Daha fazla uzman merkez şart
Pulmoner fibrozisin tanısal sürecinin hastalığın tedavisinde çok önemli olduğunu aktaran Özyürek, açıklamasını şu çağrıyla tamamladı:
“Ülkemizde pulmoner rehabilitasyon ve akciğer nakli yapan merkezlere hastalar erken dönemde yönlendirilmeli.
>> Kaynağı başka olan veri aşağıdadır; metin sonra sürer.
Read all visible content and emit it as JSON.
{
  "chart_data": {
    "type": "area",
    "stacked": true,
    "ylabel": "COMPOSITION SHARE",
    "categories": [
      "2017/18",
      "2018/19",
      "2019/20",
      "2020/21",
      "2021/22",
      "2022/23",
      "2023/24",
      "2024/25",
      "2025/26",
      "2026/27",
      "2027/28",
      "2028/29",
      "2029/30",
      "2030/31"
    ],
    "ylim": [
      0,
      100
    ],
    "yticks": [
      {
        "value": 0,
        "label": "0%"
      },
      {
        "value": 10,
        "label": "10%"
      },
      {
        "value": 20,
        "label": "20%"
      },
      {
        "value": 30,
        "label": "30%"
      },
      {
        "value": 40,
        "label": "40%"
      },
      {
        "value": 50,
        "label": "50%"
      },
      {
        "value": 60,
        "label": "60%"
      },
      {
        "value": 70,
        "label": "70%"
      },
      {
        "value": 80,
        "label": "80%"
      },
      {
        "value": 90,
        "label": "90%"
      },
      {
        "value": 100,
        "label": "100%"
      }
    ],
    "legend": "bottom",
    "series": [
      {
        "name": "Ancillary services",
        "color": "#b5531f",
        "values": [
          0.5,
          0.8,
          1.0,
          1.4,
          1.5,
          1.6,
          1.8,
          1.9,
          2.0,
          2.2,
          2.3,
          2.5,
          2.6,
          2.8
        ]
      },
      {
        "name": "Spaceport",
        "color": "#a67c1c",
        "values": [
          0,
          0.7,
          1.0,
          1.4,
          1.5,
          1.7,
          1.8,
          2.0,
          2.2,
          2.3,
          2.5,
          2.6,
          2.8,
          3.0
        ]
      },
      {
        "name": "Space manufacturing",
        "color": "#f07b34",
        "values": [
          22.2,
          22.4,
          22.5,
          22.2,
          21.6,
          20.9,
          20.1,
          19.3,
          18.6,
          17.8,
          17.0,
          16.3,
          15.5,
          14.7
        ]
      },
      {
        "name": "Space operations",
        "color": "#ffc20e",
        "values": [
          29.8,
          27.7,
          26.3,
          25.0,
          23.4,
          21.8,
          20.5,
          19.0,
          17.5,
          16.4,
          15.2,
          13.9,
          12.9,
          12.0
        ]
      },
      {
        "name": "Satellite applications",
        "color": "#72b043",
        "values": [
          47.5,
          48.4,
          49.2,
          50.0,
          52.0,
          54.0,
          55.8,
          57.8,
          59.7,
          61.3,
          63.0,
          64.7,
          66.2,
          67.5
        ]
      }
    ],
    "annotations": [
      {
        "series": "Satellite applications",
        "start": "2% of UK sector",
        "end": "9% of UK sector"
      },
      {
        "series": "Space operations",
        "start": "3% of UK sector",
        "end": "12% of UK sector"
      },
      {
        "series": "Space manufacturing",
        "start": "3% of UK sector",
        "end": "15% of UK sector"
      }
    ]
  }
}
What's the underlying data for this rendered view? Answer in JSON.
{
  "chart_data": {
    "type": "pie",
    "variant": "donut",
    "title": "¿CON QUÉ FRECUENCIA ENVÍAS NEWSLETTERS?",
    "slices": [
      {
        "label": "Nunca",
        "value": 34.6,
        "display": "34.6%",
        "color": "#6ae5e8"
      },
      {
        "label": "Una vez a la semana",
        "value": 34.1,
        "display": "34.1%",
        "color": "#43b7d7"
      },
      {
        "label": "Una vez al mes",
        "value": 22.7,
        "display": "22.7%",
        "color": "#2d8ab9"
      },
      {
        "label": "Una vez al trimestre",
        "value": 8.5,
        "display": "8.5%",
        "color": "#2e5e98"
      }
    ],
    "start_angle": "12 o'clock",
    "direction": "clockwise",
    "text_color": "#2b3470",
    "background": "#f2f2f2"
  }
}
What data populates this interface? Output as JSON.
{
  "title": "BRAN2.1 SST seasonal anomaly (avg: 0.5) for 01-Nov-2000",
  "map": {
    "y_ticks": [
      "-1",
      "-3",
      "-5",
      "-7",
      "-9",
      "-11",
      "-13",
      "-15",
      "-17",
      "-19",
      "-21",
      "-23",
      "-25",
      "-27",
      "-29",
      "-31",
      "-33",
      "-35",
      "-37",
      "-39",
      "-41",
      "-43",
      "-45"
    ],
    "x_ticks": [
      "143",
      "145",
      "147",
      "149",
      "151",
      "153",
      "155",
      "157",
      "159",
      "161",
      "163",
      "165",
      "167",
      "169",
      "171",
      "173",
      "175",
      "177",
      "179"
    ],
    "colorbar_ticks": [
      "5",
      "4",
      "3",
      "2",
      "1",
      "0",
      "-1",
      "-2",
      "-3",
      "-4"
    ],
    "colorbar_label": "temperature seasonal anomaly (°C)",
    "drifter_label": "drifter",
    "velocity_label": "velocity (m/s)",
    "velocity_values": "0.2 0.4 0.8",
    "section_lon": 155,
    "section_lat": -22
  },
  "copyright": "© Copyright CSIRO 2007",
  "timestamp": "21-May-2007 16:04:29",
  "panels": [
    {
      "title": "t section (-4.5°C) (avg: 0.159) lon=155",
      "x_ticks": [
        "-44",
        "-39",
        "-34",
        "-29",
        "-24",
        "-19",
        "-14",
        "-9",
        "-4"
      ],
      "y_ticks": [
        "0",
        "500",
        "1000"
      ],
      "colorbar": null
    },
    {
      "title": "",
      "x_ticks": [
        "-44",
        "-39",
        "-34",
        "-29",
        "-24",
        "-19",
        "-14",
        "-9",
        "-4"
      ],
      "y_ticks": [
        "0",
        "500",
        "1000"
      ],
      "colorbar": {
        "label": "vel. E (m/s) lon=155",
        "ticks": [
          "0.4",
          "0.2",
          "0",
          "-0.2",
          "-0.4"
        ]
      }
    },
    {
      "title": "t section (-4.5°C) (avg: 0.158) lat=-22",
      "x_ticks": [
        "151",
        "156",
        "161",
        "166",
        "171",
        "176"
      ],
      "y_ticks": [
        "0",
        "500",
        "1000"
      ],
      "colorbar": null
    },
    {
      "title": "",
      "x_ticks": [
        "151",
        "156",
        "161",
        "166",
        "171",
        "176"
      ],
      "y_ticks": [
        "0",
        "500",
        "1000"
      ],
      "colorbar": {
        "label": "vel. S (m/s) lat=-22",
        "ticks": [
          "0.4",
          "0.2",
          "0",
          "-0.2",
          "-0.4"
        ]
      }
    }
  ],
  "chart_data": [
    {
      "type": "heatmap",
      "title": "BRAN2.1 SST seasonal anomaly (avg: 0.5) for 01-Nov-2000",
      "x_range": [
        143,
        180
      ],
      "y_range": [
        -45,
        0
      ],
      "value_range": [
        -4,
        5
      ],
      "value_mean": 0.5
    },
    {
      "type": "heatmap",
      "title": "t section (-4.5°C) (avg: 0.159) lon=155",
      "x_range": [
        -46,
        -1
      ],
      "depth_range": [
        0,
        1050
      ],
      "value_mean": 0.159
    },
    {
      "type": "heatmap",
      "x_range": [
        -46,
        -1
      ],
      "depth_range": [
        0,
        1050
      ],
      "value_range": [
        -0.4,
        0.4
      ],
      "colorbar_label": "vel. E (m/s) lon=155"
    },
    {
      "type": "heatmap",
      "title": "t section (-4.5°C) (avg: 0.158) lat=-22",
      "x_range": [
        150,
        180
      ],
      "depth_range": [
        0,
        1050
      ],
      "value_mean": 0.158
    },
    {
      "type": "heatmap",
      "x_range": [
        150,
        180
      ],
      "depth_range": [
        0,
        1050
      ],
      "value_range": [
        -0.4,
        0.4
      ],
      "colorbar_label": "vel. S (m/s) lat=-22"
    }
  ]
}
Ancak bu merkezlerin sayısı az. Bu merkezlerin sayılarının artırılması hastaların erken dönemde ulaşma şansını artırabilir. Pulmoner fibrozis yalnızca hastayı değil, ailesini ve yakın çevresini de etkilediği için hasta, hekim ve aile iş birliği de tanı ve tedavi sürecini kolaylaştırır.”